Back in 2017, Hoffeditz, who appears to have no law enforcement background outside OLCC was promoted. The CAPITAL PRESS then reported " Hoffeditz's promotion was a big deal for the cannabis industry. Her promotion was featured in an article in the online publication, "Weed News."
I don't get the fascination for brown liquor, but it is pretty clear the misdemeanor of Official Misconduct in the First degree is committed if a public employee seeks to use their position to obtain a benefit that they would not otherwise receive.
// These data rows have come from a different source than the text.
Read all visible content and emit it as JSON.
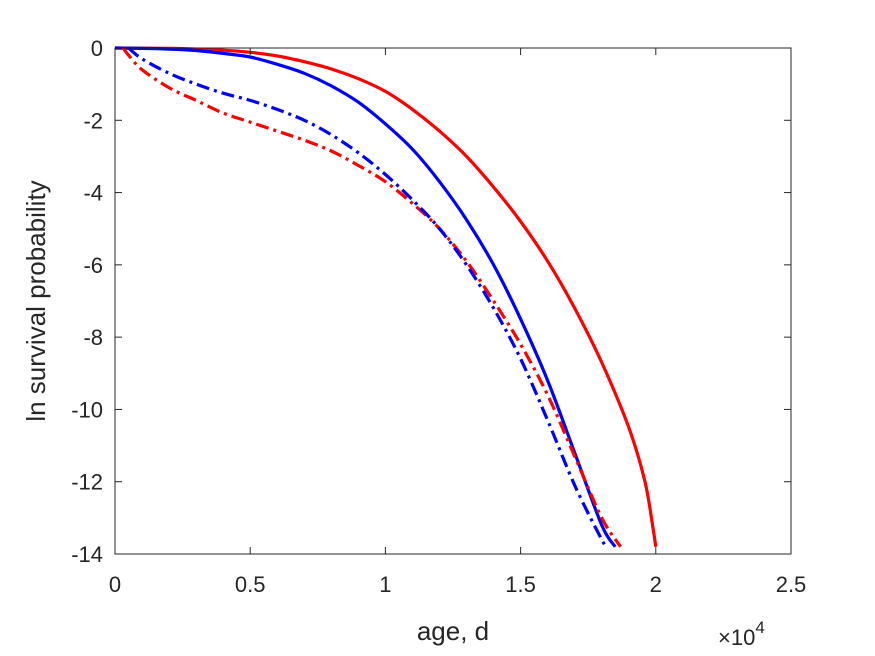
{
  "chart_data": {
    "type": "line",
    "title": "",
    "xlabel": "age, d",
    "ylabel": "ln survival probability",
    "x_multiplier_label": {
      "base": "×10",
      "exponent": "4"
    },
    "xlim": [
      0,
      2.5
    ],
    "ylim": [
      -14,
      0
    ],
    "xticks": [
      0,
      0.5,
      1,
      1.5,
      2,
      2.5
    ],
    "xtick_labels": [
      "0",
      "0.5",
      "1",
      "1.5",
      "2",
      "2.5"
    ],
    "yticks": [
      0,
      -2,
      -4,
      -6,
      -8,
      -10,
      -12,
      -14
    ],
    "ytick_labels": [
      "0",
      "-2",
      "-4",
      "-6",
      "-8",
      "-10",
      "-12",
      "-14"
    ],
    "grid": false,
    "legend": "none",
    "series": [
      {
        "color": "#ff0000",
        "style": "solid",
        "points": [
          [
            0,
            0
          ],
          [
            0.2,
            -0.01
          ],
          [
            0.3,
            -0.03
          ],
          [
            0.4,
            -0.06
          ],
          [
            0.5,
            -0.12
          ],
          [
            0.6,
            -0.22
          ],
          [
            0.7,
            -0.38
          ],
          [
            0.8,
            -0.58
          ],
          [
            0.9,
            -0.85
          ],
          [
            1.0,
            -1.2
          ],
          [
            1.1,
            -1.7
          ],
          [
            1.2,
            -2.3
          ],
          [
            1.3,
            -3.0
          ],
          [
            1.4,
            -3.85
          ],
          [
            1.5,
            -4.8
          ],
          [
            1.6,
            -5.9
          ],
          [
            1.7,
            -7.2
          ],
          [
            1.8,
            -8.7
          ],
          [
            1.9,
            -10.5
          ],
          [
            1.96,
            -12.0
          ],
          [
            1.99,
            -13.3
          ],
          [
            2.0,
            -13.8
          ]
        ]
      },
      {
        "color": "#0000ff",
        "style": "solid",
        "points": [
          [
            0,
            0
          ],
          [
            0.1,
            -0.01
          ],
          [
            0.2,
            -0.03
          ],
          [
            0.3,
            -0.07
          ],
          [
            0.4,
            -0.15
          ],
          [
            0.5,
            -0.25
          ],
          [
            0.6,
            -0.45
          ],
          [
            0.7,
            -0.7
          ],
          [
            0.8,
            -1.05
          ],
          [
            0.9,
            -1.5
          ],
          [
            1.0,
            -2.1
          ],
          [
            1.1,
            -2.8
          ],
          [
            1.2,
            -3.7
          ],
          [
            1.3,
            -4.75
          ],
          [
            1.4,
            -6.0
          ],
          [
            1.5,
            -7.5
          ],
          [
            1.6,
            -9.2
          ],
          [
            1.7,
            -11.2
          ],
          [
            1.8,
            -13.2
          ],
          [
            1.85,
            -13.8
          ]
        ]
      },
      {
        "color": "#ff0000",
        "style": "dashdot",
        "points": [
          [
            0.03,
            0
          ],
          [
            0.05,
            -0.2
          ],
          [
            0.1,
            -0.6
          ],
          [
            0.2,
            -1.1
          ],
          [
            0.3,
            -1.45
          ],
          [
            0.4,
            -1.8
          ],
          [
            0.5,
            -2.05
          ],
          [
            0.6,
            -2.3
          ],
          [
            0.7,
            -2.55
          ],
          [
            0.8,
            -2.85
          ],
          [
            0.9,
            -3.25
          ],
          [
            1.0,
            -3.7
          ],
          [
            1.1,
            -4.3
          ],
          [
            1.2,
            -5.0
          ],
          [
            1.3,
            -5.9
          ],
          [
            1.4,
            -7.0
          ],
          [
            1.5,
            -8.2
          ],
          [
            1.6,
            -9.6
          ],
          [
            1.7,
            -11.3
          ],
          [
            1.8,
            -13.0
          ],
          [
            1.87,
            -13.8
          ]
        ]
      },
      {
        "color": "#0000ff",
        "style": "dashdot",
        "points": [
          [
            0.05,
            0
          ],
          [
            0.1,
            -0.3
          ],
          [
            0.2,
            -0.7
          ],
          [
            0.3,
            -1.0
          ],
          [
            0.4,
            -1.25
          ],
          [
            0.5,
            -1.45
          ],
          [
            0.6,
            -1.7
          ],
          [
            0.7,
            -2.0
          ],
          [
            0.8,
            -2.4
          ],
          [
            0.9,
            -2.9
          ],
          [
            1.0,
            -3.5
          ],
          [
            1.1,
            -4.2
          ],
          [
            1.2,
            -5.0
          ],
          [
            1.3,
            -6.0
          ],
          [
            1.4,
            -7.2
          ],
          [
            1.5,
            -8.6
          ],
          [
            1.6,
            -10.3
          ],
          [
            1.7,
            -12.1
          ],
          [
            1.8,
            -13.6
          ],
          [
            1.82,
            -13.8
          ]
        ]
      }
    ]
  }
}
But Ellen Rosenblum's Criminal Justice Division (which did not have original jurisdiction) took over a year to announce nobody could be charged.
One might almost think this is a good, old-fashioned, Soviet-style purge, not unlike when western reporters would notice high Kremlin officials would vanish from the reviewing stand during Mayday in Moscow in the 60s and 70s.
it will be interesting to see how our dear governor (nothing-to-see-here-just-move-on-Kotek) will reply to your request, if, indeed, she does. Big Brother could have learned a lot from her responses to pointed questions. think what George Orwell could have done with her quotes: "Doublethink means the power of holding two contradictory beliefs in one’s mind simultaneously, and accepting both of them."
don't give up, the journey of many miles starts with a single step (or in this case, more than a few).